Make sure that your app’s content and design is helping your organization meet its long-term goals.

Meeting hosts that look at their event app as more than simply an information and networking tool for attendees can enjoy long-term benefits—but that requires a strategic focus on the app far ahead of an event. That was the overarching advice offered by Kate Gray, event marketing manager for app provider EventMobi, during an educational session at the recent IMEX America show in Las Vegas.

What should an event-planning team do to get attendees to hone in on the parts of the app that it most wants them to use? First, “start looking at alternatives to your present app content and design with your long-term goals in mind at least six months out,” Gray said. “Then ask your app provider for other possible design options for areas where you want attendees to spend more time.”

Naturally, attendees should be able to find event-related information, connect with one another, leave comments, and get their questions answered, all on the app. But the next step is to declutter the app and streamline it for all participant types who have their own specific needs and goals: full-access attendees as well as expo-only attendees, plus VIPs, presenters, sponsors, and volunteers.

“Don’t force anyone to deal with content that is not pertinent to their event experience,” Gray said. “This means not just having a smart navigation framework across the entire app, but setting visibility criteria for different areas too.”

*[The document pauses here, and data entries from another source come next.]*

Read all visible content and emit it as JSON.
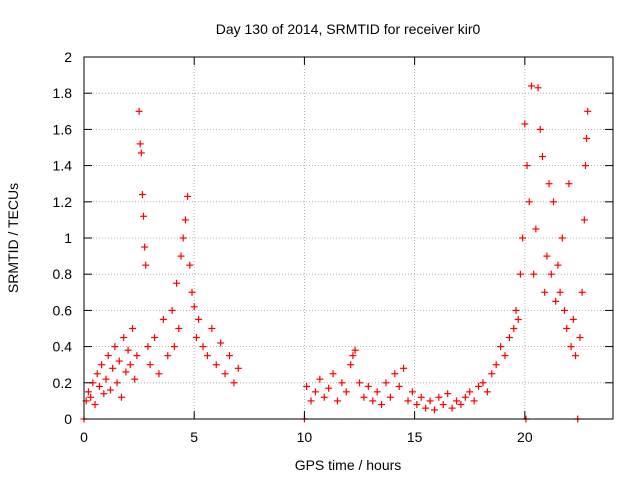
{
  "chart_data": {
    "type": "scatter",
    "title": "Day 130 of 2014, SRMTID for receiver kir0",
    "xlabel": "GPS time / hours",
    "ylabel": "SRMTID / TECUs",
    "xlim": [
      0,
      24
    ],
    "ylim": [
      0,
      2
    ],
    "x_ticks": [
      0,
      5,
      10,
      15,
      20
    ],
    "x_tick_labels": [
      "0",
      "5",
      "10",
      "15",
      "20"
    ],
    "y_ticks": [
      0,
      0.2,
      0.4,
      0.6,
      0.8,
      1,
      1.2,
      1.4,
      1.6,
      1.8,
      2
    ],
    "y_tick_labels": [
      "0",
      "0.2",
      "0.4",
      "0.6",
      "0.8",
      "1",
      "1.2",
      "1.4",
      "1.6",
      "1.8",
      "2"
    ],
    "grid": true,
    "marker": "+",
    "color": "#ff0000",
    "series": [
      {
        "name": "SRMTID",
        "points": [
          [
            0.0,
            0.0
          ],
          [
            0.1,
            0.1
          ],
          [
            0.2,
            0.15
          ],
          [
            0.3,
            0.12
          ],
          [
            0.4,
            0.2
          ],
          [
            0.5,
            0.08
          ],
          [
            0.6,
            0.25
          ],
          [
            0.7,
            0.18
          ],
          [
            0.8,
            0.3
          ],
          [
            0.9,
            0.14
          ],
          [
            1.0,
            0.22
          ],
          [
            1.1,
            0.35
          ],
          [
            1.2,
            0.16
          ],
          [
            1.3,
            0.28
          ],
          [
            1.4,
            0.4
          ],
          [
            1.5,
            0.2
          ],
          [
            1.6,
            0.32
          ],
          [
            1.7,
            0.12
          ],
          [
            1.8,
            0.45
          ],
          [
            1.9,
            0.26
          ],
          [
            2.0,
            0.38
          ],
          [
            2.1,
            0.3
          ],
          [
            2.2,
            0.5
          ],
          [
            2.3,
            0.22
          ],
          [
            2.4,
            0.35
          ],
          [
            2.5,
            1.7
          ],
          [
            2.55,
            1.52
          ],
          [
            2.6,
            1.47
          ],
          [
            2.65,
            1.24
          ],
          [
            2.7,
            1.12
          ],
          [
            2.75,
            0.95
          ],
          [
            2.8,
            0.85
          ],
          [
            2.9,
            0.4
          ],
          [
            3.0,
            0.3
          ],
          [
            3.2,
            0.45
          ],
          [
            3.4,
            0.25
          ],
          [
            3.6,
            0.55
          ],
          [
            3.8,
            0.35
          ],
          [
            4.0,
            0.6
          ],
          [
            4.1,
            0.4
          ],
          [
            4.2,
            0.75
          ],
          [
            4.3,
            0.5
          ],
          [
            4.4,
            0.9
          ],
          [
            4.5,
            1.0
          ],
          [
            4.6,
            1.1
          ],
          [
            4.7,
            1.23
          ],
          [
            4.8,
            0.85
          ],
          [
            4.9,
            0.7
          ],
          [
            5.0,
            0.62
          ],
          [
            5.1,
            0.45
          ],
          [
            5.2,
            0.55
          ],
          [
            5.4,
            0.4
          ],
          [
            5.6,
            0.35
          ],
          [
            5.8,
            0.5
          ],
          [
            6.0,
            0.3
          ],
          [
            6.2,
            0.42
          ],
          [
            6.4,
            0.25
          ],
          [
            6.6,
            0.35
          ],
          [
            6.8,
            0.2
          ],
          [
            7.0,
            0.28
          ],
          [
            10.0,
            0.0
          ],
          [
            10.1,
            0.18
          ],
          [
            10.3,
            0.1
          ],
          [
            10.5,
            0.15
          ],
          [
            10.7,
            0.22
          ],
          [
            10.9,
            0.12
          ],
          [
            11.1,
            0.17
          ],
          [
            11.3,
            0.25
          ],
          [
            11.5,
            0.1
          ],
          [
            11.7,
            0.2
          ],
          [
            11.9,
            0.15
          ],
          [
            12.1,
            0.3
          ],
          [
            12.2,
            0.35
          ],
          [
            12.3,
            0.38
          ],
          [
            12.5,
            0.2
          ],
          [
            12.7,
            0.12
          ],
          [
            12.9,
            0.18
          ],
          [
            13.1,
            0.1
          ],
          [
            13.3,
            0.15
          ],
          [
            13.5,
            0.08
          ],
          [
            13.7,
            0.2
          ],
          [
            13.9,
            0.12
          ],
          [
            14.1,
            0.25
          ],
          [
            14.3,
            0.18
          ],
          [
            14.5,
            0.28
          ],
          [
            14.7,
            0.1
          ],
          [
            14.9,
            0.15
          ],
          [
            15.1,
            0.08
          ],
          [
            15.3,
            0.12
          ],
          [
            15.5,
            0.06
          ],
          [
            15.7,
            0.1
          ],
          [
            15.9,
            0.05
          ],
          [
            16.1,
            0.12
          ],
          [
            16.3,
            0.08
          ],
          [
            16.5,
            0.14
          ],
          [
            16.7,
            0.06
          ],
          [
            16.9,
            0.1
          ],
          [
            17.1,
            0.08
          ],
          [
            17.3,
            0.12
          ],
          [
            17.5,
            0.15
          ],
          [
            17.7,
            0.1
          ],
          [
            17.9,
            0.18
          ],
          [
            18.1,
            0.2
          ],
          [
            18.3,
            0.15
          ],
          [
            18.5,
            0.25
          ],
          [
            18.7,
            0.3
          ],
          [
            18.9,
            0.4
          ],
          [
            19.1,
            0.35
          ],
          [
            19.3,
            0.45
          ],
          [
            19.5,
            0.5
          ],
          [
            19.6,
            0.6
          ],
          [
            19.7,
            0.55
          ],
          [
            19.8,
            0.8
          ],
          [
            19.9,
            1.0
          ],
          [
            20.0,
            1.63
          ],
          [
            20.05,
            0.0
          ],
          [
            20.1,
            1.4
          ],
          [
            20.2,
            1.2
          ],
          [
            20.3,
            1.84
          ],
          [
            20.4,
            0.8
          ],
          [
            20.5,
            1.05
          ],
          [
            20.6,
            1.83
          ],
          [
            20.7,
            1.6
          ],
          [
            20.8,
            1.45
          ],
          [
            20.9,
            0.7
          ],
          [
            21.0,
            0.9
          ],
          [
            21.1,
            1.3
          ],
          [
            21.2,
            0.8
          ],
          [
            21.3,
            1.2
          ],
          [
            21.4,
            0.65
          ],
          [
            21.5,
            0.85
          ],
          [
            21.6,
            0.7
          ],
          [
            21.7,
            1.0
          ],
          [
            21.8,
            0.6
          ],
          [
            21.9,
            0.5
          ],
          [
            22.0,
            1.3
          ],
          [
            22.1,
            0.4
          ],
          [
            22.2,
            0.55
          ],
          [
            22.3,
            0.35
          ],
          [
            22.4,
            0.0
          ],
          [
            22.5,
            0.45
          ],
          [
            22.6,
            0.7
          ],
          [
            22.7,
            1.1
          ],
          [
            22.75,
            1.4
          ],
          [
            22.8,
            1.55
          ],
          [
            22.85,
            1.7
          ]
        ]
      }
    ]
  }
}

Test All the Possibilities
Gray (pictured below) stressed that “planners should not simply use the stock version they’re given of the event app. Instead, test different homepage designs that match your hierarchy of importance for certain categories. Your priority elements could be set front and center on the homepage in a specific icon size and style, while other strong elements should at least be above the bottom edge of the screen so users can see them without having to scroll down.”

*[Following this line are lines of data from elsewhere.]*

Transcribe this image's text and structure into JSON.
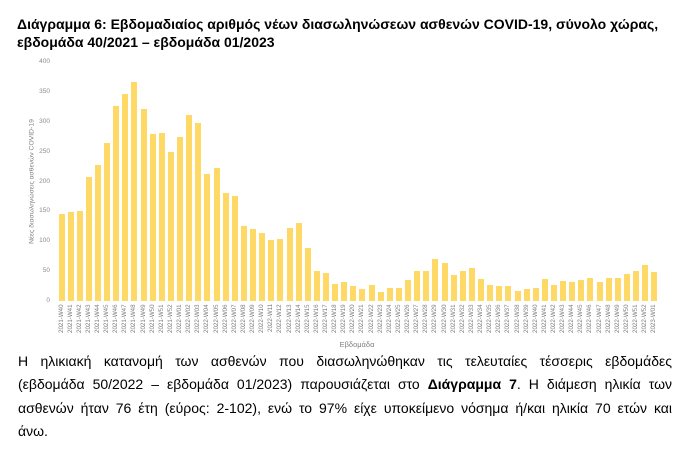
{
  "document": {
    "title_lines": [
      "Διάγραμμα 6: Εβδομαδιαίος αριθμός νέων διασωληνώσεων ασθενών COVID-19, σύνολο χώρας,",
      "εβδομάδα 40/2021 – εβδομάδα 01/2023"
    ],
    "paragraph": {
      "line1": "Η ηλικιακή κατανομή των ασθενών που διασωληνώθηκαν τις τελευταίες τέσσερις εβδομάδες",
      "line2_pre": "(εβδομάδα 50/2022 – εβδομάδα 01/2023) παρουσιάζεται στο ",
      "line2_bold": "Διάγραμμα 7",
      "line2_post": ". Η διάμεση ηλικία των",
      "line3": "ασθενών ήταν 76 έτη (εύρος: 2-102), ενώ το 97% είχε υποκείμενο νόσημα ή/και ηλικία 70 ετών και",
      "line4": "άνω."
    }
  },
  "chart_data": {
    "type": "bar",
    "title": "Διάγραμμα 6: Εβδομαδιαίος αριθμός νέων διασωληνώσεων ασθενών COVID-19, σύνολο χώρας, εβδομάδα 40/2021 – εβδομάδα 01/2023",
    "xlabel": "Εβδομάδα",
    "ylabel": "Νέες διασωληνώσεις ασθενών COVID-19",
    "ylim": [
      0,
      400
    ],
    "yticks": [
      0,
      50,
      100,
      150,
      200,
      250,
      300,
      350,
      400
    ],
    "grid": false,
    "legend": null,
    "bar_color": "#FFD966",
    "categories": [
      "2021-W40",
      "2021-W41",
      "2021-W42",
      "2021-W43",
      "2021-W44",
      "2021-W45",
      "2021-W46",
      "2021-W47",
      "2021-W48",
      "2021-W49",
      "2021-W50",
      "2021-W51",
      "2021-W52",
      "2022-W01",
      "2022-W02",
      "2022-W03",
      "2022-W04",
      "2022-W05",
      "2022-W06",
      "2022-W07",
      "2022-W08",
      "2022-W09",
      "2022-W10",
      "2022-W11",
      "2022-W12",
      "2022-W13",
      "2022-W14",
      "2022-W15",
      "2022-W16",
      "2022-W17",
      "2022-W18",
      "2022-W19",
      "2022-W20",
      "2022-W21",
      "2022-W22",
      "2022-W23",
      "2022-W24",
      "2022-W25",
      "2022-W26",
      "2022-W27",
      "2022-W28",
      "2022-W29",
      "2022-W30",
      "2022-W31",
      "2022-W32",
      "2022-W33",
      "2022-W34",
      "2022-W35",
      "2022-W36",
      "2022-W37",
      "2022-W38",
      "2022-W39",
      "2022-W40",
      "2022-W41",
      "2022-W42",
      "2022-W43",
      "2022-W44",
      "2022-W45",
      "2022-W46",
      "2022-W47",
      "2022-W48",
      "2022-W49",
      "2022-W50",
      "2022-W51",
      "2022-W52",
      "2023-W01"
    ],
    "values": [
      145,
      149,
      151,
      208,
      227,
      265,
      327,
      347,
      367,
      322,
      280,
      281,
      249,
      275,
      312,
      298,
      213,
      223,
      180,
      176,
      125,
      120,
      113,
      102,
      104,
      122,
      131,
      89,
      51,
      47,
      28,
      32,
      25,
      20,
      26,
      15,
      22,
      22,
      35,
      50,
      50,
      70,
      64,
      43,
      51,
      56,
      37,
      27,
      25,
      25,
      17,
      20,
      21,
      37,
      27,
      33,
      32,
      35,
      38,
      32,
      38,
      38,
      45,
      51,
      60,
      49
    ]
  }
}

appdesignspeaker2.pngGrouping together like modules can also help advance the host organization’s goals. For instance, items that are action-oriented—appointment-setting, group discussions, social-media posting, live polling, and gamification—all increase attendee engagement with the app, and thus are a natural grouping. Other recommendations from Gray included giving enough space around icons, buttons, and text to minimize distraction and loss of focus among users.

Lastly, Gray said that “rethinking the attendee experience requires that you control that experience better through well-thought-out app customization and navigation paths. Set up your app so that attendees and other participants are spending the most time in the app doing the things that you want them to do.”